Kirkland’s first French Macaron parlor Lady Yum to open this June

Striking a similar resemblance to the CBS comedy “2 Broke Girls,” Lady Yum owners Megan Gordon and Shan S. Foisy are raising funds to turn the former downtown Kirkland Cefiore space into the home of their popular macarons.

Striking a similar resemblance to the CBS comedy “2 Broke Girls,” Lady Yum owners Megan Gordon and Shan S. Foisy are raising funds to turn the former downtown Kirkland Cefiore space into the home of their popular macarons.

They hope to have their grand opening on June 14.

Although Gordon and Foisy’s situation is a little less dire than characters Max and Caroline on “2 Broke Girls” – and they sell macarons instead of cupcakes – the women are similar in that they have created a business from passion, they’ve honed in on a niche and they’re on the cusp of a baked goods craze.

“There was a cupcake craze and now I’m hoping to start the macaron craze here,” Gordon said, adding that macarons are quite trendy in California and New York. The entrepreneurs use the french spelling of delectable treat.

Already, the two have surpassed their kickstarter goal of $25,000 in just 16 days. Unfortunately, after putting all of her own money into the rebuild of their store, Gordon discovered it’ll cost an additional $10,000 to raise the ceiling.

“First, it needed new floors and paint,” she said. “But then we dug around and found this cool old brick and high ceilings and it just adds so much character.”

The donations have come from past customers, friends, family and her Facebook fan base.

One of her most memorable backers was a man from Mercer Island who donated $5,000.

“I made a cake for his daughter a year ago,” Gordon said. “It’s shocking how generous people are.”

Gordon has run Lady Yum since 2011 at a commercial space from Twelve Baskets Catering in Kirkland, doing local delivery. She said she’ll keep that location when the store is finished so that they’ll have enough space for baking the macarons, cakes and other baked goods Lady Yum offers.

The store instead will act as a place for patrons to pick up orders, buy gifts or pop in for a macaron and a glass of wine, as they’re in the process of getting their liquor license.

But Gordon wasn’t always a baker and business owner, and Foisy wasn’t always a co-owner of Lady Yum.

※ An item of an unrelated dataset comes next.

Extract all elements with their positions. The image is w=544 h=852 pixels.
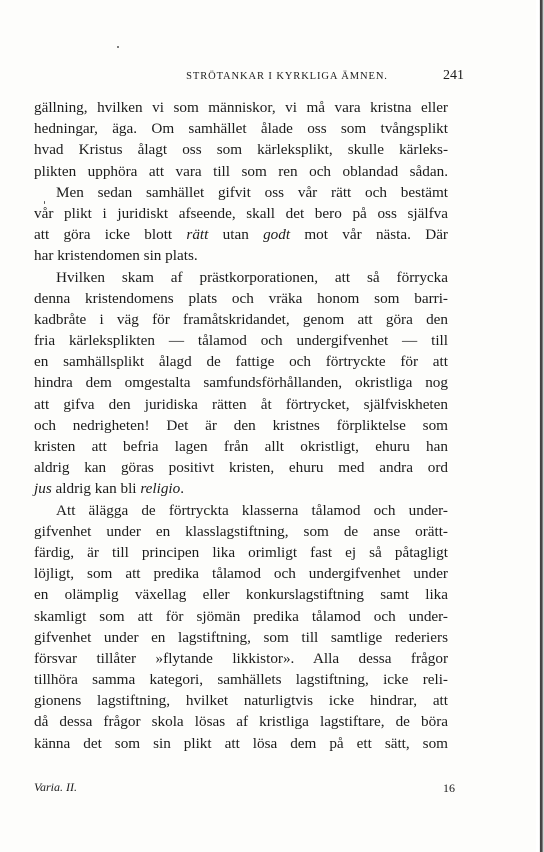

An Alaskan native from a small village called Hoonah, Gordon came to Washington to pursue music in college at the age of 16.

Gordon enrolled at Pacific Lutheran University in Tacoma in an early admissions program to study the piano and other forms of music but ended up gravitating toward business and finance, which she would eventually get her degree in.

“I felt like I didn’t fit in with the rest of the music kids,” she said, adding that she had always baked and cooked because there was “nothing to do” in her Alaskan village growing up.

Gordon said in her 10 years of working in business and finance she managed new college graduates and always told them to figure out their natural strengths.

She described her life as working 80 hours a week and missing out on life.

“Then there was this day where I was like I think I need to start practicing what I preach,” she said. “Lots of young people associate success with money.”

And she did too, at the time. But now, “investing in the community, doing what you love” is more aligned with her perspective of success.

Gordon said the “now or never” moment pushed her to break the “golden handcuffs” of stock options near the age of 30 and embark on the “absolutely terrifying” venture of starting her own business.

Originally a custom cake and dessert tables business, she first met with Foisy to develop the Lady Yum brand. Foisy was from the San Juan Islands who had run a design studio since 2008.

Gordon continued her business but said she realized custom cakes weren’t a scalable product.

In creating customized dessert packages, the salted caramel macaron had become her number one seller, so she switched gears.

Gordon worked to perfect her gluten-free, different flavored, colorful cookies that resemble hamburgers, or macarons, which sky rocketed their popularity.

The flavors have ranged from beer and pretzel caramel for Father’s Day to Captain Crunchberry and Mango Habanero – a strangely popular one. Savory cheese and smoked salmon flavors are also on the horizon, Gordon said.

Foisy and Gordon met again for the rebrand and the two ended up discussing the idea of becoming business partners. Foisy’s background in culinary school, her French food blog and her skills in marketing, sales and graphic design made her the perfect candidate.

As business plans came together, Gordon and Foisy decided to keep their new store in Kirkland, despite the adversity they’ve seen some downtown businesses have face.

By investing in her community, hiring four new full time and four part-time employees and including other local business’s food products – think the lemon blueberry jam from a local Farmer’s Market – Gordon and Foisy believe their business model will flourish the community they love.

The Lady Yum store will be located at 111 Lake St S. in Kirkland.